When the sensation of bitterness hits your palate, it causes your digestive system to perk up, producing and releasing stomach acids and saliva which help break down food. This can help ease any stomach problems you may be experiencing, and help with things like heartburn. However, if your digestive system is in good shape, bitters can overstimulate it, creating more acid than you need. This can cause the very same issues that bitters are supposed to cure. So as with any dietary supplement, bitters should be used cautiously to avoid any potential negative reactions.
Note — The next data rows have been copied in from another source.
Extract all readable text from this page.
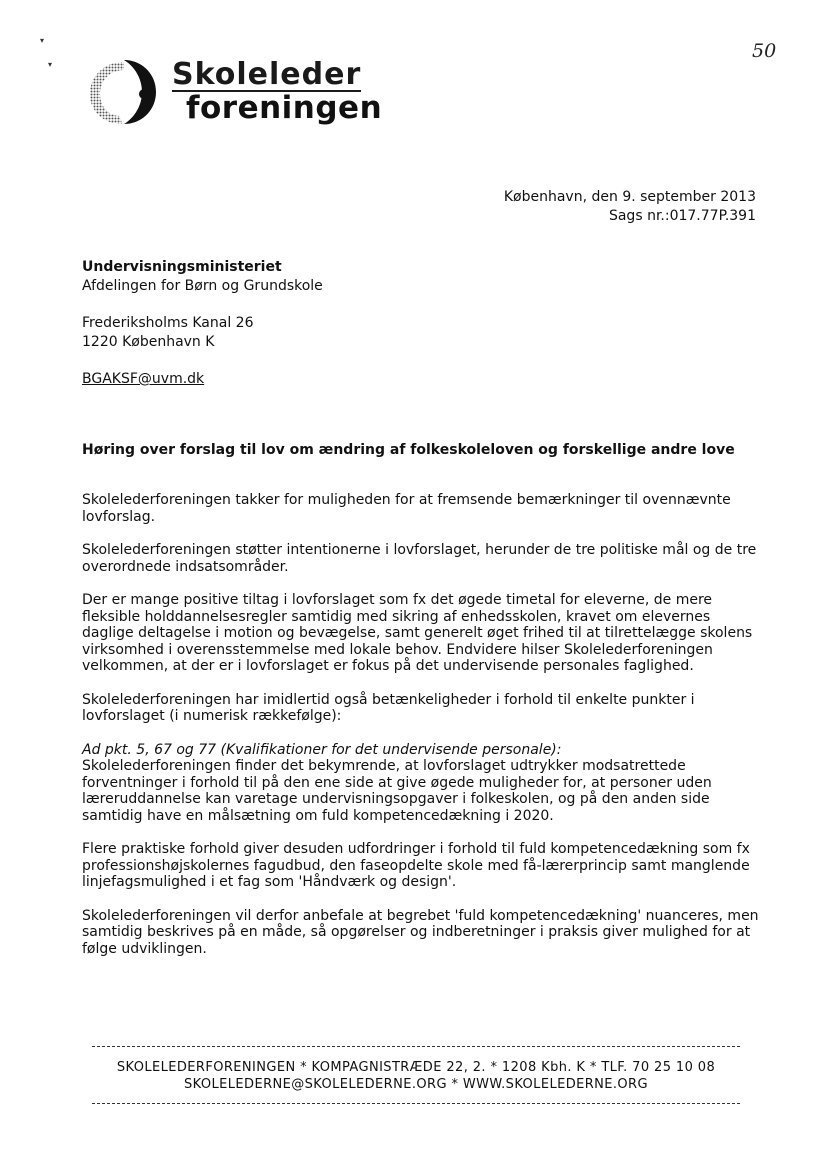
▾
▾
50
Skoleleder
foreningen
København, den 9. september 2013
Sags nr.:017.77P.391
Undervisningsministeriet
Afdelingen for Børn og Grundskole
Frederiksholms Kanal 26
1220 København K
BGAKSF@uvm.dk
Høring over forslag til lov om ændring af folkeskoleloven og forskellige andre love

Skolelederforeningen takker for muligheden for at fremsende bemærkninger til ovennævnte lovforslag.

Skolelederforeningen støtter intentionerne i lovforslaget, herunder de tre politiske mål og de tre overordnede indsatsområder.

Der er mange positive tiltag i lovforslaget som fx det øgede timetal for eleverne, de mere fleksible holddannelsesregler samtidig med sikring af enhedsskolen, kravet om elevernes daglige deltagelse i motion og bevægelse, samt generelt øget frihed til at tilrettelægge skolens virksomhed i overensstemmelse med lokale behov. Endvidere hilser Skolelederforeningen velkommen, at der er i lovforslaget er fokus på det undervisende personales faglighed.

Skolelederforeningen har imidlertid også betænkeligheder i forhold til enkelte punkter i lovforslaget (i numerisk rækkefølge):

Ad pkt. 5, 67 og 77 (Kvalifikationer for det undervisende personale):
Skolelederforeningen finder det bekymrende, at lovforslaget udtrykker modsatrettede forventninger i forhold til på den ene side at give øgede muligheder for, at personer uden læreruddannelse kan varetage undervisningsopgaver i folkeskolen, og på den anden side samtidig have en målsætning om fuld kompetencedækning i 2020.

Flere praktiske forhold giver desuden udfordringer i forhold til fuld kompetencedækning som fx professionshøjskolernes fagudbud, den faseopdelte skole med få-lærerprincip samt manglende linjefagsmulighed i et fag som 'Håndværk og design'.

Skolelederforeningen vil derfor anbefale at begrebet 'fuld kompetencedækning' nuanceres, men samtidig beskrives på en måde, så opgørelser og indberetninger i praksis giver mulighed for at følge udviklingen.

SKOLELEDERFORENINGEN * KOMPAGNISTRÆDE 22, 2. * 1208 Kbh. K * TLF. 70 25 10 08
SKOLELEDERNE@SKOLELEDERNE.ORG * WWW.SKOLELEDERNE.ORG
Because bitters are used in such small amounts, there isn't much to speak of when it comes to caloric and nutritional content. Exact figures will vary based on the particular brand, but generally you're going to find a small handful of calories and negligible amounts of carbohydrate in a serving of bitters.
How to store bitters
Bitters made with high-proof alcohol have no expiration date, and if stored unopened in a cool, dry place, can potentially last indefinitely. Once the bottle is cracked open, though, the introduction of oxygen to the liquid inside can cause it to subtly change in flavor and color. Bitters won't go bad, like perishable items, but the flavor may become less potent over time — think of them like spices in that regard. All the same, even opened, these kinds of bitters can last largely unchanged for years, decades, or even longer.
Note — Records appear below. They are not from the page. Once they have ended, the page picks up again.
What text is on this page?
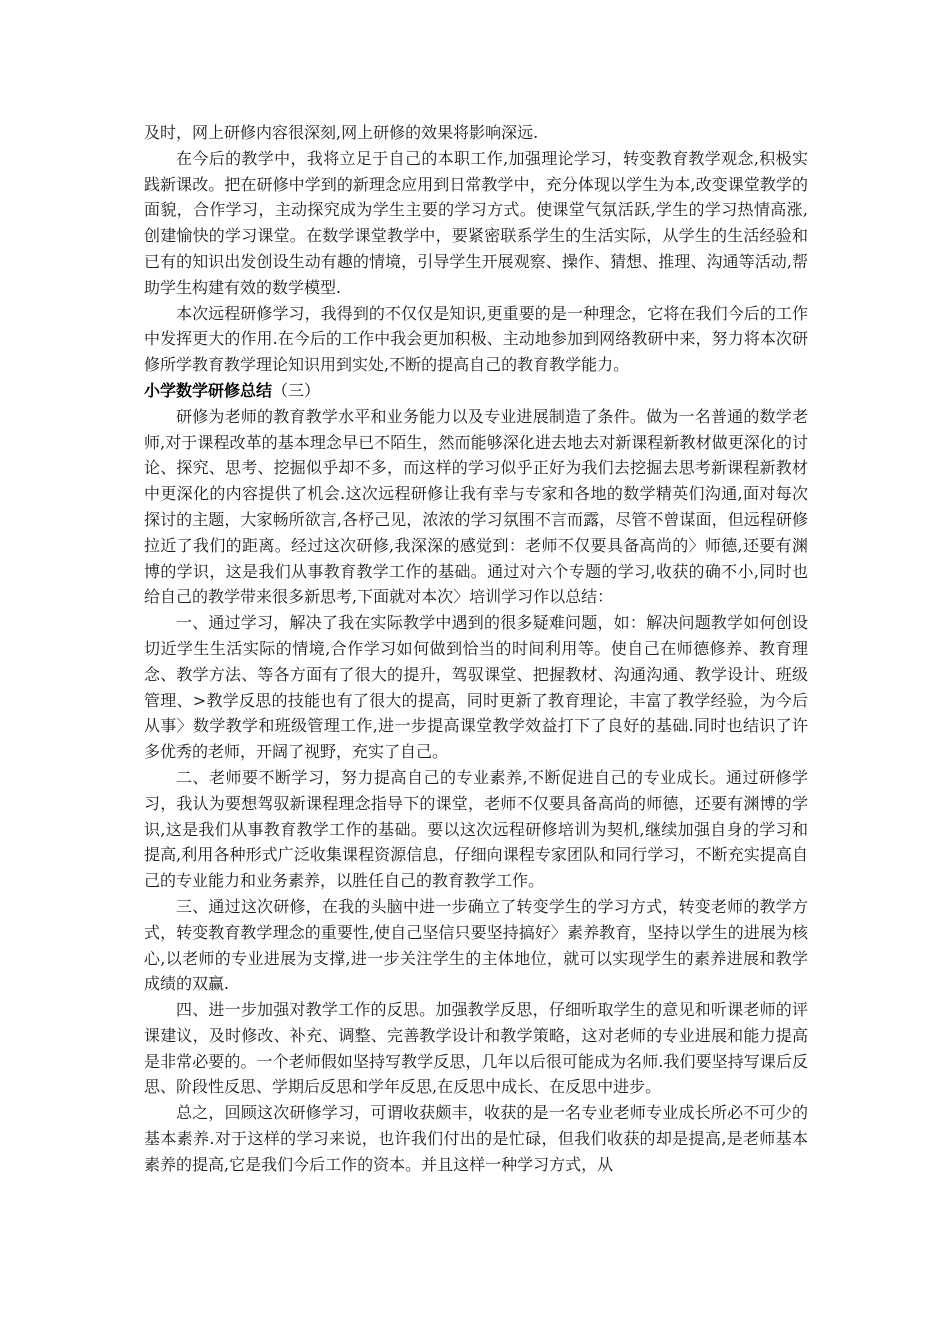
及时，网上研修内容很深刻,网上研修的效果将影响深远.

在今后的教学中，我将立足于自己的本职工作,加强理论学习，转变教育教学观念,积极实践新课改。把在研修中学到的新理念应用到日常教学中，充分体现以学生为本,改变课堂教学的面貌，合作学习，主动探究成为学生主要的学习方式。使课堂气氛活跃,学生的学习热情高涨,创建愉快的学习课堂。在数学课堂教学中，要紧密联系学生的生活实际，从学生的生活经验和已有的知识出发创设生动有趣的情境，引导学生开展观察、操作、猜想、推理、沟通等活动,帮助学生构建有效的数学模型.

本次远程研修学习，我得到的不仅仅是知识,更重要的是一种理念，它将在我们今后的工作中发挥更大的作用.在今后的工作中我会更加积极、主动地参加到网络教研中来，努力将本次研修所学教育教学理论知识用到实处,不断的提高自己的教育教学能力。

小学数学研修总结（三）

研修为老师的教育教学水平和业务能力以及专业进展制造了条件。做为一名普通的数学老师,对于课程改革的基本理念早已不陌生，然而能够深化进去地去对新课程新教材做更深化的讨论、探究、思考、挖掘似乎却不多，而这样的学习似乎正好为我们去挖掘去思考新课程新教材中更深化的内容提供了机会.这次远程研修让我有幸与专家和各地的数学精英们沟通,面对每次探讨的主题，大家畅所欲言,各杼己见，浓浓的学习氛围不言而露，尽管不曾谋面，但远程研修拉近了我们的距离。经过这次研修,我深深的感觉到：老师不仅要具备高尚的〉师德,还要有渊博的学识，这是我们从事教育教学工作的基础。通过对六个专题的学习,收获的确不小,同时也给自己的教学带来很多新思考,下面就对本次〉培训学习作以总结：

一、通过学习，解决了我在实际教学中遇到的很多疑难问题，如：解决问题教学如何创设切近学生生活实际的情境,合作学习如何做到恰当的时间利用等。使自己在师德修养、教育理念、教学方法、等各方面有了很大的提升，驾驭课堂、把握教材、沟通沟通、教学设计、班级管理、>教学反思的技能也有了很大的提高，同时更新了教育理论，丰富了教学经验，为今后从事〉数学教学和班级管理工作,进一步提高课堂教学效益打下了良好的基础.同时也结识了许多优秀的老师，开阔了视野，充实了自己。

二、老师要不断学习，努力提高自己的专业素养,不断促进自己的专业成长。通过研修学习，我认为要想驾驭新课程理念指导下的课堂，老师不仅要具备高尚的师德，还要有渊博的学识,这是我们从事教育教学工作的基础。要以这次远程研修培训为契机,继续加强自身的学习和提高,利用各种形式广泛收集课程资源信息，仔细向课程专家团队和同行学习，不断充实提高自己的专业能力和业务素养，以胜任自己的教育教学工作。

三、通过这次研修，在我的头脑中进一步确立了转变学生的学习方式，转变老师的教学方式，转变教育教学理念的重要性,使自己坚信只要坚持搞好〉素养教育，坚持以学生的进展为核心,以老师的专业进展为支撑,进一步关注学生的主体地位，就可以实现学生的素养进展和教学成绩的双赢.

四、进一步加强对教学工作的反思。加强教学反思，仔细听取学生的意见和听课老师的评课建议，及时修改、补充、调整、完善教学设计和教学策略，这对老师的专业进展和能力提高是非常必要的。一个老师假如坚持写教学反思，几年以后很可能成为名师.我们要坚持写课后反思、阶段性反思、学期后反思和学年反思,在反思中成长、在反思中进步。

总之，回顾这次研修学习，可谓收获颇丰，收获的是一名专业老师专业成长所必不可少的基本素养.对于这样的学习来说，也许我们付出的是忙碌，但我们收获的却是提高,是老师基本素养的提高,它是我们今后工作的资本。并且这样一种学习方式，从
For bitters made with non-alcoholic base liquids, the shelf life will likely be shorter. If you have glycerin-based or other types of bitters, make sure to check the bottle for a "best by" date and use accordingly. Either kind of bitters can be kept out at room temperature, as both alcohol and glycerin have preservative qualities. For the best chance of retaining their flavors and aromas, once the bottles are opened, store them in the refrigerator. The lower temperature will keep them from oxidizing too quickly.
Substitutes for bitters
Finding a proper substitute for cocktail bitters can be a challenge, as there isn't much out there that can compete when it comes to flavor concentration. However, if you find yourself craving a Manhattan and your bottle of Angostura is bone dry, it's not the end of the world. There are a few different ways to provide a similar effect to what bitters bring. Depending on how well-stocked your spice rack or back bar is, these can be easy fixes if you're out of bitters.
While most people likely don't have bitter roots lying around, other flavoring elements of bitters may be close at hand that you can use to flavor your drink. If you're out of orange bitters, peel some citrus and stir or shake it in with the rest of the cocktail. Same goes for spices, if you're looking to recreate aromatic bitters — crush or grind some clove, cinnamon, or whatever whole baking spices you have, and let them sit in contact with the drink for a bit before stirring, shaking, and straining them out.
If you're short on these types of ingredients but stocked up on liqueurs, chances are you may have a bottle that's bitter enough to serve as a substitute. Since liqueurs are sweetened and diluted, they won't operate exactly like bitters, but the flavors will be similar. Red bitter liqueurs like Campari or Aperol, or darker styles like amaro and Fernet can provide that bitter balance.